September 26, 2012

Meta-Analysis Questions Whether Statins Prevent Blood Clots
in Healthy Adults

Oxford, United Kingdom—How beneficial are statins in preventing blood clots in healthy adults?

Just 3 years ago, additional analysis of data from the JUPITER (Justification for the Use of Statins in Prevention: an Intervention Trial Evaluating Rosuvastatin) study reported that the statin rosuvastatin halved the risk of venous thromboembolic events among healthy adults. In that study, however, symptomatic venous thromboembolism occurred in only 94 participants—34 in the rosuvastatin group and 60 in the placebo group.

Now, a new report suggests that those results may have been too good to be too true, saying that statins may have little if any benefit in preventing thromboembolic events.
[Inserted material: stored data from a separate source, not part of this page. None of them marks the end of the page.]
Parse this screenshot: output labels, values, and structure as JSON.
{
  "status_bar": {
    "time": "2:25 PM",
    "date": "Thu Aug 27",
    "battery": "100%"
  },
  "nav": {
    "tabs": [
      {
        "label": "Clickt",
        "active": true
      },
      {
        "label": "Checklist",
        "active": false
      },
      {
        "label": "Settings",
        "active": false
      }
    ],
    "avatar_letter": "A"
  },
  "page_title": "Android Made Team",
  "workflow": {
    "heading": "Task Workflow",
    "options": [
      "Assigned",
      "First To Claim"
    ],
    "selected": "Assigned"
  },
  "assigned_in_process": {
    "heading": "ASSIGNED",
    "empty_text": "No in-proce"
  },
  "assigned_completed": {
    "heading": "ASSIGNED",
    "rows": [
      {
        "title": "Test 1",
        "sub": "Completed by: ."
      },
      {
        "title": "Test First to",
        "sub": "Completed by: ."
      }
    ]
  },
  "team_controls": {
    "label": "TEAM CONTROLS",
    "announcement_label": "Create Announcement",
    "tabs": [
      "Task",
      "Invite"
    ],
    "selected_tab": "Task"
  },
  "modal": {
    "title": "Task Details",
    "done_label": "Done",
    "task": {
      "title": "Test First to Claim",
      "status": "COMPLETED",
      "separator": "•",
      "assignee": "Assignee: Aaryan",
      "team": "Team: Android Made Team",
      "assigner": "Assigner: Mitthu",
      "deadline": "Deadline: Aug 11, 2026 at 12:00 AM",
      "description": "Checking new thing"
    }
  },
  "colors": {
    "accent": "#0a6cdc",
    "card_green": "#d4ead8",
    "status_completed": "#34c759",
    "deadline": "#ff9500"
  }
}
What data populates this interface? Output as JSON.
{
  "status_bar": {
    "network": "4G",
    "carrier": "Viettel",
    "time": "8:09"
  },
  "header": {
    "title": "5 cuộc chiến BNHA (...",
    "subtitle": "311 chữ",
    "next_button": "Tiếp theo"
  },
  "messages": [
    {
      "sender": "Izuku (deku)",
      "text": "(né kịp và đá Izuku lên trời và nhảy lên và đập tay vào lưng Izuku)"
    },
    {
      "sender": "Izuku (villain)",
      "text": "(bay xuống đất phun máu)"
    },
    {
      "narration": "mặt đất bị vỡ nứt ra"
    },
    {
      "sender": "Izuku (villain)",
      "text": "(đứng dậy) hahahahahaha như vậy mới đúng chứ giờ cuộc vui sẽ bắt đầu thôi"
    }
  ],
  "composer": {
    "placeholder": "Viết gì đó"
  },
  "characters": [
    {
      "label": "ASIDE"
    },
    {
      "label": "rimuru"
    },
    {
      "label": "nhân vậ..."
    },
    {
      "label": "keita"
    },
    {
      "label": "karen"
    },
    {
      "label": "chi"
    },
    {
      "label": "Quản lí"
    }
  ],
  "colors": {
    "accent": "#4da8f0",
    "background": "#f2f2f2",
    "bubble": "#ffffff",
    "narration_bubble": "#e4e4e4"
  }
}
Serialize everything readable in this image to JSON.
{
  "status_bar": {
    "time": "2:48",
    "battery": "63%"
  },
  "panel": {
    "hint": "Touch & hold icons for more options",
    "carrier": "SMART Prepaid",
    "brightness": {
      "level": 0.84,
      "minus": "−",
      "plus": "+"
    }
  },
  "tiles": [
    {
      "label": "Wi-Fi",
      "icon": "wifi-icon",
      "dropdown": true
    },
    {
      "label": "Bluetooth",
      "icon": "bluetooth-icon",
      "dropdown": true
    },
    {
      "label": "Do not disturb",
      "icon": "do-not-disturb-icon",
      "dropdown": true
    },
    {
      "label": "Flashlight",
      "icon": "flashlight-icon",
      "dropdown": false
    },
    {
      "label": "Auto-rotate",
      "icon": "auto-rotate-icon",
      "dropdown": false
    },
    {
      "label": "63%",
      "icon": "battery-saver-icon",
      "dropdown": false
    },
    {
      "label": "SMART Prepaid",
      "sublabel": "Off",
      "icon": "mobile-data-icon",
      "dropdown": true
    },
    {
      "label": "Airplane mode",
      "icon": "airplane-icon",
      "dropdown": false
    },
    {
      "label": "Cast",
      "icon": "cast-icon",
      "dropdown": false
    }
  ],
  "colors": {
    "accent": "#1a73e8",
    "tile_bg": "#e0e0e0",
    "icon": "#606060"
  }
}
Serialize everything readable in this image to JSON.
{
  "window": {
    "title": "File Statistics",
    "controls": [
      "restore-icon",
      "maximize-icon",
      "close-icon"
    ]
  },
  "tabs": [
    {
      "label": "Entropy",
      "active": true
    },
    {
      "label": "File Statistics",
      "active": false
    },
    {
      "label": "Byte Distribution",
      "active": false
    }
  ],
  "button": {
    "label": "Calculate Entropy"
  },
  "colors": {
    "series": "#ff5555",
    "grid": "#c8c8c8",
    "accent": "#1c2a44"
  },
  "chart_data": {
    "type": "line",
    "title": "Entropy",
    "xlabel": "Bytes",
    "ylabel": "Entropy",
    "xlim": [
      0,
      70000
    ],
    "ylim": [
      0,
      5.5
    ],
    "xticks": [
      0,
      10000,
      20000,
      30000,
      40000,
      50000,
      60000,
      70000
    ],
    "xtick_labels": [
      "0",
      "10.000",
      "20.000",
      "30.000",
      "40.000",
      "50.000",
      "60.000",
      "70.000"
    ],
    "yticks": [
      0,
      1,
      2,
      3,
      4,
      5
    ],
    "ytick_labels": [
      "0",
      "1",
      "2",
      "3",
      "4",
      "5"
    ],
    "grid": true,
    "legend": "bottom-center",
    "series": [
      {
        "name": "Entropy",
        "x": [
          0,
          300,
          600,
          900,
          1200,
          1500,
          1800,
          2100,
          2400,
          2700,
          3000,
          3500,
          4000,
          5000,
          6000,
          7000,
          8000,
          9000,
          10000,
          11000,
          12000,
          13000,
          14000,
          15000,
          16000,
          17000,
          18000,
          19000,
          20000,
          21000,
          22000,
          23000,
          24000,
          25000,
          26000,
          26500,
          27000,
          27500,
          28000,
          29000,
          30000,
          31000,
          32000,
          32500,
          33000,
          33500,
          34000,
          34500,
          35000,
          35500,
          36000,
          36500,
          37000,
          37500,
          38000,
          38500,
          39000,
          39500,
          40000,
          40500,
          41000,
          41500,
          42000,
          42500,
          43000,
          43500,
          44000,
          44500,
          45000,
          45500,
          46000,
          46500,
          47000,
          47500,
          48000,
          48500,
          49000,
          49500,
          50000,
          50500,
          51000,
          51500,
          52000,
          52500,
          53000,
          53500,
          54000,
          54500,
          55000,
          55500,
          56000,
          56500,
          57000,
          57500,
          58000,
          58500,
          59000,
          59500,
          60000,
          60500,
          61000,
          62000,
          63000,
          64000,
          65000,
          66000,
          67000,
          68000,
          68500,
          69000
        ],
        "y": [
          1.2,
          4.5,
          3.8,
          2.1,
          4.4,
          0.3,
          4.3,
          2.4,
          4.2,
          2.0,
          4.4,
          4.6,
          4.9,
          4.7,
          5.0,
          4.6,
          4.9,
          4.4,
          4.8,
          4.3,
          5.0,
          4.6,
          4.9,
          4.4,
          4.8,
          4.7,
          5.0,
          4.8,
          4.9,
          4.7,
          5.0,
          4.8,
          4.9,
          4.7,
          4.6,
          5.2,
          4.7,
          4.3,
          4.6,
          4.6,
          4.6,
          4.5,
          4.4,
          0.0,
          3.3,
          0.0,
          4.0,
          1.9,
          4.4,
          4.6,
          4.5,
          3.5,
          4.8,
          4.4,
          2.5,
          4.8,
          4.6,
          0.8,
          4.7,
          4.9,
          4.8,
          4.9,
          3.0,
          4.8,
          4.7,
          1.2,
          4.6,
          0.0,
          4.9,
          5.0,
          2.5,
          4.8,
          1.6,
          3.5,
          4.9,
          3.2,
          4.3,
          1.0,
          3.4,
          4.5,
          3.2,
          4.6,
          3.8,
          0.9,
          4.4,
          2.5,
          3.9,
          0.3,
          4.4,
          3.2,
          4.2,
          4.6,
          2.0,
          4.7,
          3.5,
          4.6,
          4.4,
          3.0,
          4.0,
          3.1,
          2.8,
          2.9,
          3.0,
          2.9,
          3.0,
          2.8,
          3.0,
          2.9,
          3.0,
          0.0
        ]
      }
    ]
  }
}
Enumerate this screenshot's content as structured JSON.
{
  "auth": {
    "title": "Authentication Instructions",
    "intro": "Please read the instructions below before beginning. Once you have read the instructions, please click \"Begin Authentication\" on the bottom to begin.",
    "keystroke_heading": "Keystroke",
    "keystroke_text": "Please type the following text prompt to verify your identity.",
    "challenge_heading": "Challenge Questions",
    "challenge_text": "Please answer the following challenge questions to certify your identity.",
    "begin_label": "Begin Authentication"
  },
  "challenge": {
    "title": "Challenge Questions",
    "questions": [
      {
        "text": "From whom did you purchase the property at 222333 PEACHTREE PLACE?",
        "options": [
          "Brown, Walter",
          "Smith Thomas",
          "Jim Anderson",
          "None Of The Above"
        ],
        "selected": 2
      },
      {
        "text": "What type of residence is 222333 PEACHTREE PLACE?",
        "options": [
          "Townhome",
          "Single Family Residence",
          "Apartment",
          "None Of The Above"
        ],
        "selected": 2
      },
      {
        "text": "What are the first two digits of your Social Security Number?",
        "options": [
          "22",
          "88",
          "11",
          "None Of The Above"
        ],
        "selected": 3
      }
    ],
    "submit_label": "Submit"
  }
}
The international meta-analysis of 29 published and unpublished randomized controlled trials, appearing recently in PLOS Medicine, looked at the effects of statins on more than 100,000 participants and more than 1,000 thromboembolic events, either in the published reports or recorded as adverse events.

"The findings from this meta-analysis do not support the previous suggestion of a large protective effect of statins (or higher dose statins) on venous thromboembolic events," according to the authors. "However, a more moderate reduction in risk up to about one-fifth cannot be ruled out."

The study was led by researchers from the George Centre for Healthcare Innovation at the University of Oxford in the United Kingdom.

The combined analysis found that venous thrombosis occurred in 0.9% of people on statin therapy compared to 1% of a control group not taking statins. Excluding the findings of the JUPITER trial did not change the results.

In an accompanying Perspective article entitled "Statins and Venous Thrombosis: A Story Too Good to Be True?," Frits Rosendaal from the Leiden University Medical Center in The Netherlands suggests some conclusions can be drawn from the study. "Firstly, that for the association between statins and venous thrombosis, the methodologically strongest analysis shows at most a very small effect," Rosendaal writes. "Secondly, if we do not wish to discard the possibility of a beneficial effect for the whole class, any such effects are limited to rosuvastatin."